Why this javascript regex doesn’t work?

Use a regex literal [MDN]:

var reg = /\(\s*([0-9.-]+)\s*,\s([0-9.-]+)\s*\)/g;

You are making two errors when you use RegExp [MDN]:

  • The “delimiters” / are should not be part of the expression
  • If you define an expression as string, you have to escape the backslash, because it is the escape character in strings

Furthermore, modifiers are passed as second argument to the function.

So if you wanted to use RegExp (which you don’t have to in this case), the equivalent would be:

var reg = new RegExp("\\(\\s*([0-9.-]+)\\s*,\\s([0-9.-]+)\\s*\\)", "g");

(and I think now you see why regex literals are more convenient)


I always find it helpful to copy and past a RegExp expression in the console and see its output. Taking your original expression, we get:

/(s*([0-9.-]+)s*,s([0-9.-]+)s*)/g

which means that the expressions tries to match /, s and g literally and the parens () are still treated as special characters.


Update: .match() returns an array:

["(25.774252, -80.190262)", "(18.466465, -66.118292)", ... ]

which does not seem to be very useful.

You have to use .exec() [MDN] to extract the numbers:

["(25.774252, -80.190262)", "25.774252", "-80.190262"]

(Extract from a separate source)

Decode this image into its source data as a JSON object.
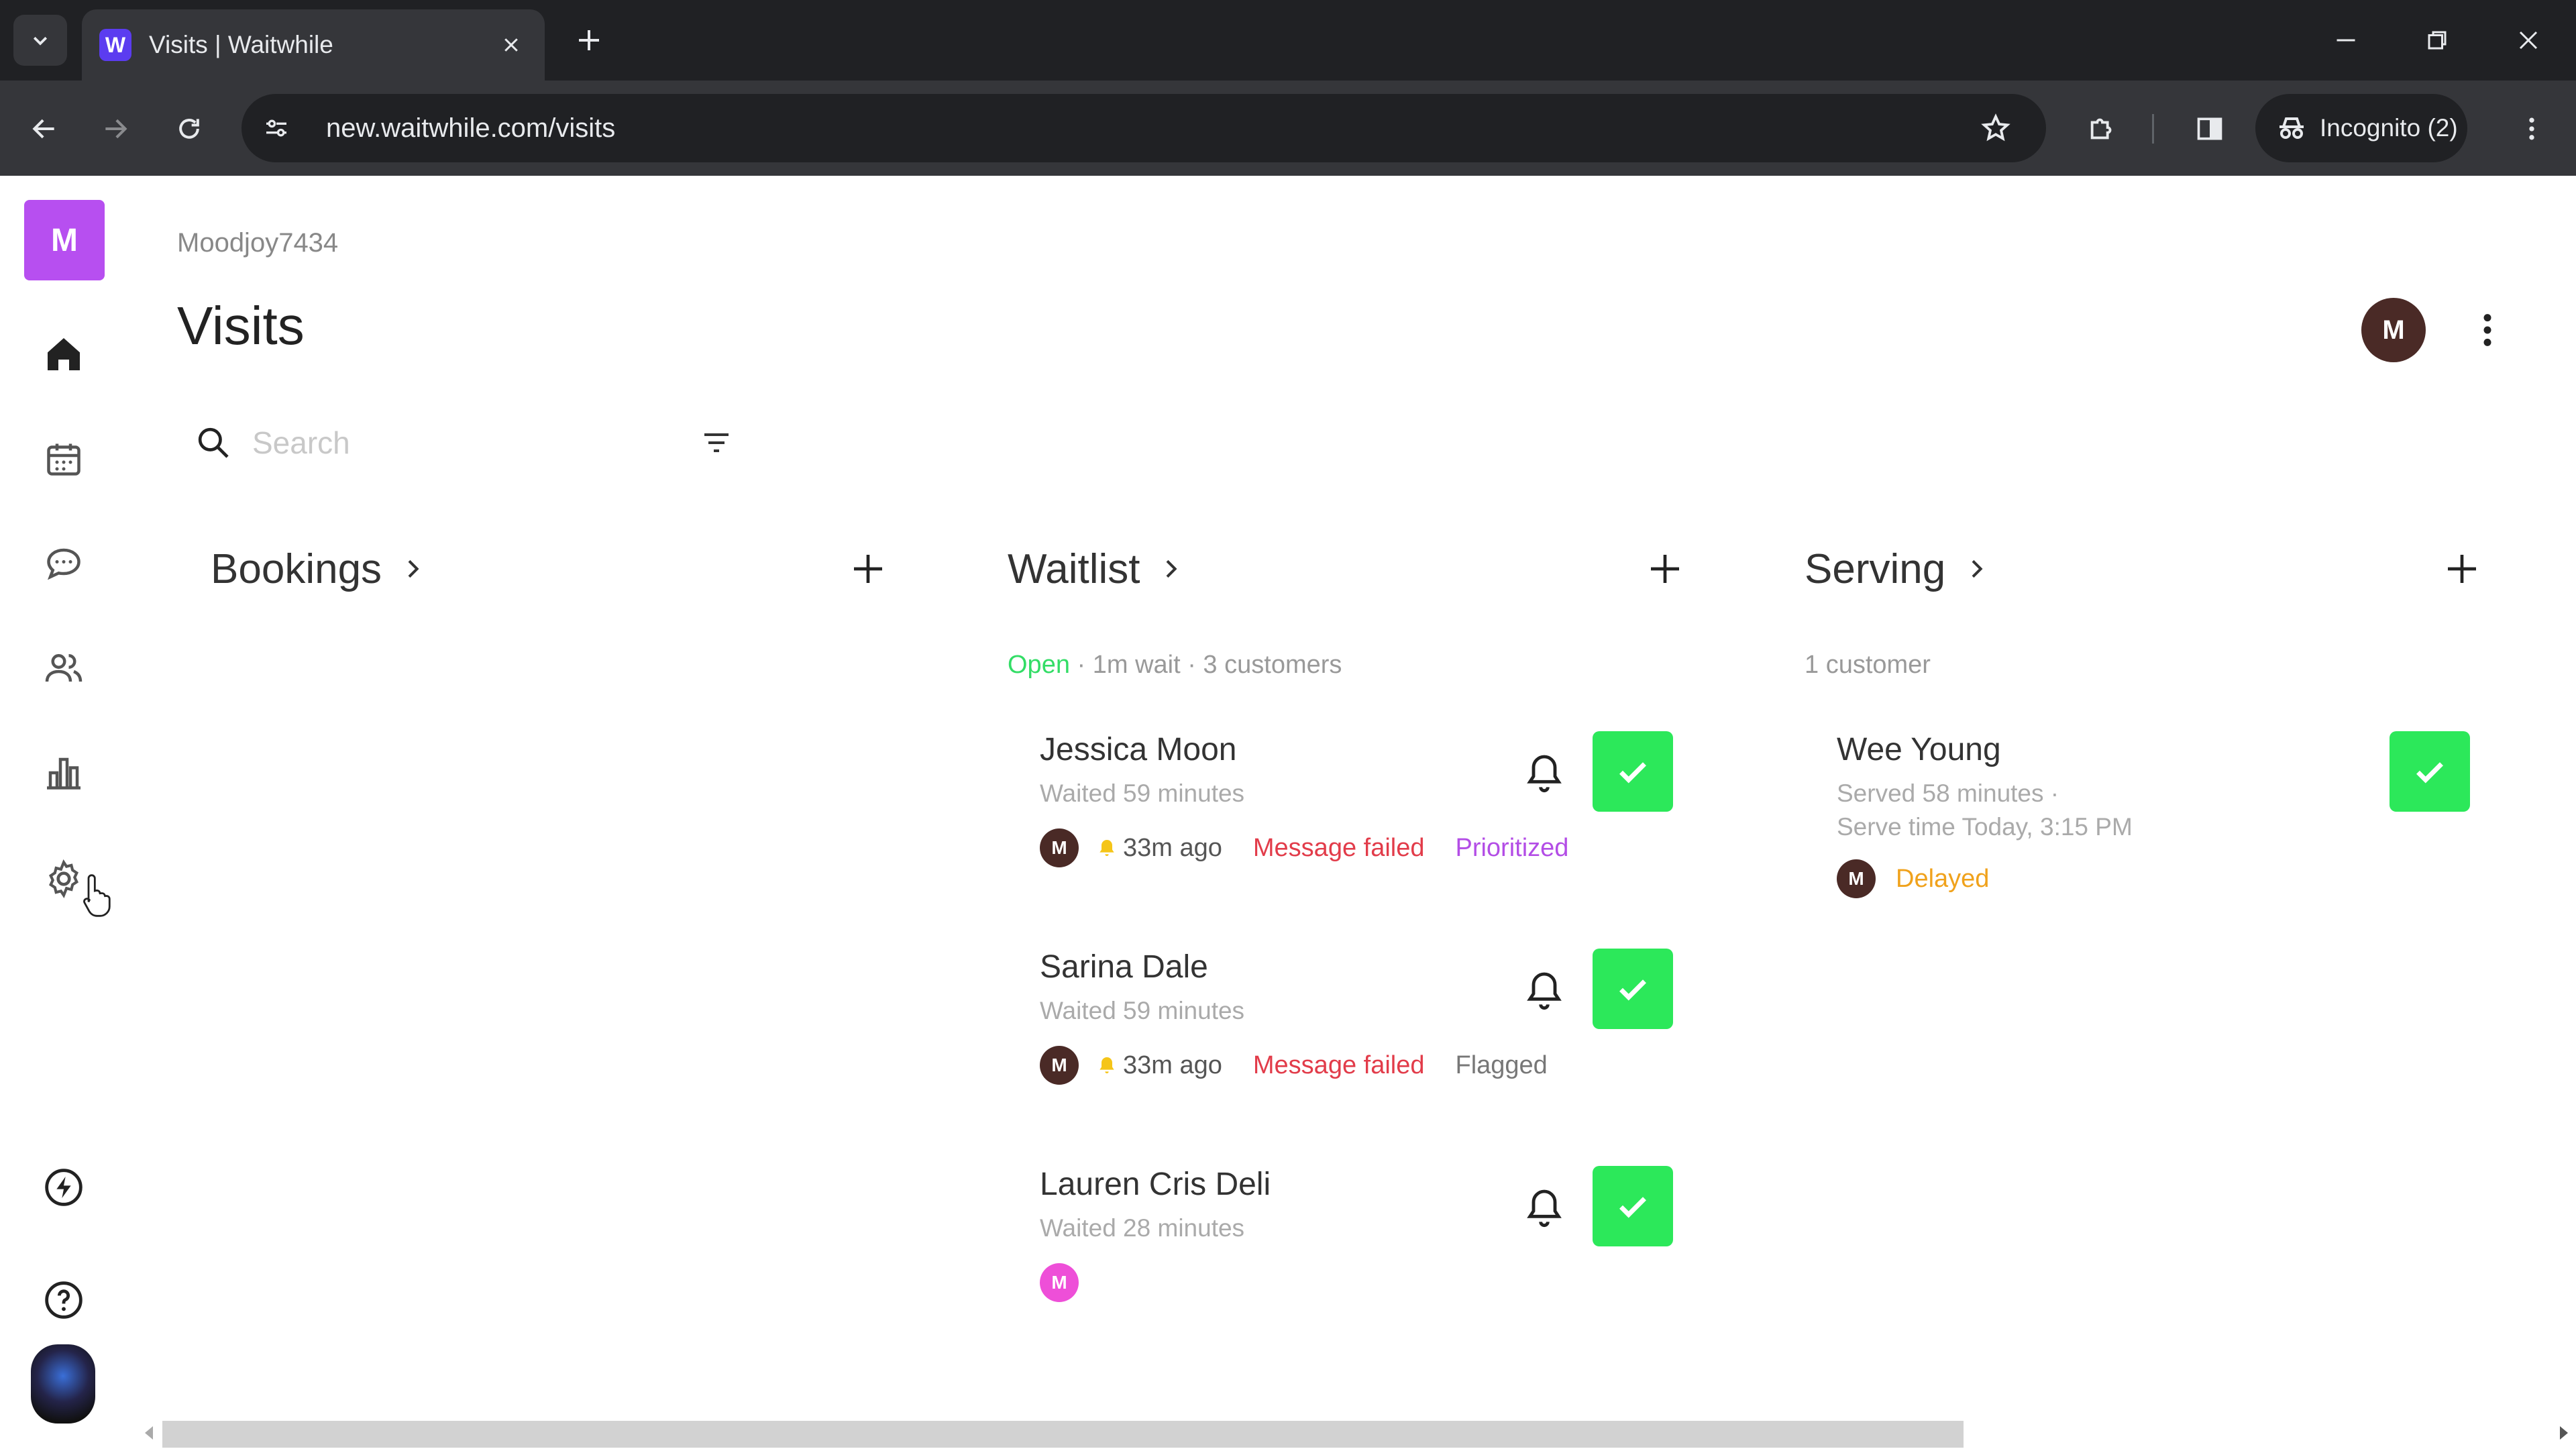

This has to be called repeatedly until the whole strings was processed.

Example:

var reg = /\(\s*([0-9.-]+)\s*,\s([0-9.-]+)\s*\)/g;
var result, points = [];

while((result = reg.exec(polygons)) !== null) {
    points.push([+result[1], +result[2]]);
}

This creates an array of arrays and the unary plus (+) will convert the strings into numbers:

[
    [25.774252, -80.190262], 
    [18.466465, -66.118292], 
    ...
]

Of course if you want the values as strings and not as numbers, you can just omit the +.